A K – 8 school only has 325 middle school students, and, as such, there isn’t sufficient population to support certain activities, like a middle school sports program. Because those programs are important to many parents, input from the community was sought before the proposal was approved. Notifications of the proposal were sent home with every Nokesville Elementary student and a public meeting was held at Nokesville Elementary School. The proposal was presented to the PWC Planning Commission and Board of County Supervisors and was discussed during public session at two school board meetings.
There are some negatives associated with K -8 school – namely redistricting and specialty programs. Because the new K – 8 school will serve elementary and middle school students, the boundaries for elementary and middle schools in that area will have to be redrawn. Redistricting at the elementary level would have happened whether the choice was for an expanded and renovated Nokesville Elementary or a K – 8 school, but because the new school will affect middle schools, some students may have to move from Marsteller to the K – 8 school. Additionally, because of the size of the middle school, specialty programs will be limited in the middle school portion of the school. However, any student who is assigned to the K – 8 school who wants to be involved in one of the specialty programs or middle school sports program can transfer to and attend Marsteller Middle School, as long as they’re able to provide their own transportation to and from school.
Ultimately, the school board felt the net positives outweighed the negatives, and decided to approve building a K – 8 school in Nokesville. The justification for this decision include the following:
- The community did not support a new 850 student Elementary School in Nokesville, but student population in the area and the age of the old Nokesville elementary school made a new, larger school necessary
- The site on which the current Nokesville Elementary school sits was not amenable to a 10 room expansion.
- The cost of building a 900 student K – 8 school is approximately the same as the cost of building an 850 student Elementary School and the cost of building an 850 student elementary school in Nokesville had already been factored into long term planning.
- 325 new middle school seats would reduce overcrowding at Marsteller Middle School.
- 225 new elementary seats would reduce overcrowding at T. Clay Wood and other area elementary schools.

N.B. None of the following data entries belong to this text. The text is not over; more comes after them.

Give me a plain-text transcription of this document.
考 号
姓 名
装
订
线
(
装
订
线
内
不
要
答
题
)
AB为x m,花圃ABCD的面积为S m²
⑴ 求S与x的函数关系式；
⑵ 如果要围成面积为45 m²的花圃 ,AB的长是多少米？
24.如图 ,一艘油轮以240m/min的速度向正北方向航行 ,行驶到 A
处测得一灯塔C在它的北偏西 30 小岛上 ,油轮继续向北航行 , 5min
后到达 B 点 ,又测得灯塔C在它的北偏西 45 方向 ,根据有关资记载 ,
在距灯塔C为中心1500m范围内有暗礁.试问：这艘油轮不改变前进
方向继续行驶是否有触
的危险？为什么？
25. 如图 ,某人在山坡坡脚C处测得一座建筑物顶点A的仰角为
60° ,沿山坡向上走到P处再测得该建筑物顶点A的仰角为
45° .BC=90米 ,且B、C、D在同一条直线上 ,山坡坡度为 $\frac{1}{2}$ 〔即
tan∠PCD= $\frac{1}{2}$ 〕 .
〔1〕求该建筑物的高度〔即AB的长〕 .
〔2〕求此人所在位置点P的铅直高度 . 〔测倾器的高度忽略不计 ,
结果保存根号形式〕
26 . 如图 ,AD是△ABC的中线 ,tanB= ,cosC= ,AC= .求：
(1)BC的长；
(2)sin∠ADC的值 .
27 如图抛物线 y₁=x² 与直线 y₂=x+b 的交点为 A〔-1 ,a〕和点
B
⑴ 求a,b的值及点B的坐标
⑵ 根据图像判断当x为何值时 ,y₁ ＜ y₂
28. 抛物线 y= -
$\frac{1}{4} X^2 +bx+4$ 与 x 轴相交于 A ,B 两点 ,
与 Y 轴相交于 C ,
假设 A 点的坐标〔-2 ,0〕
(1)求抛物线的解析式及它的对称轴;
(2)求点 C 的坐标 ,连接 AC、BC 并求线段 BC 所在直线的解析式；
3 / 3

We have been informed that our original report was in error. The CIP was never adjusted to reflect replacing Nokesville Elementary with an 850 student elementary school. In early 2010 PWCS staff had proposed amending the CIP to reflect replacing NES with an 850 student elementary school instead of renovating and expanding the old elementary school. The CIP was never amended to reflect this change as the community opposed it so strongly. Instead staff began researching building a K -8 in Nokesville instead of renovating and expanding the old elementary school, and amended the CIP on June 16, 2010 to reflect that change.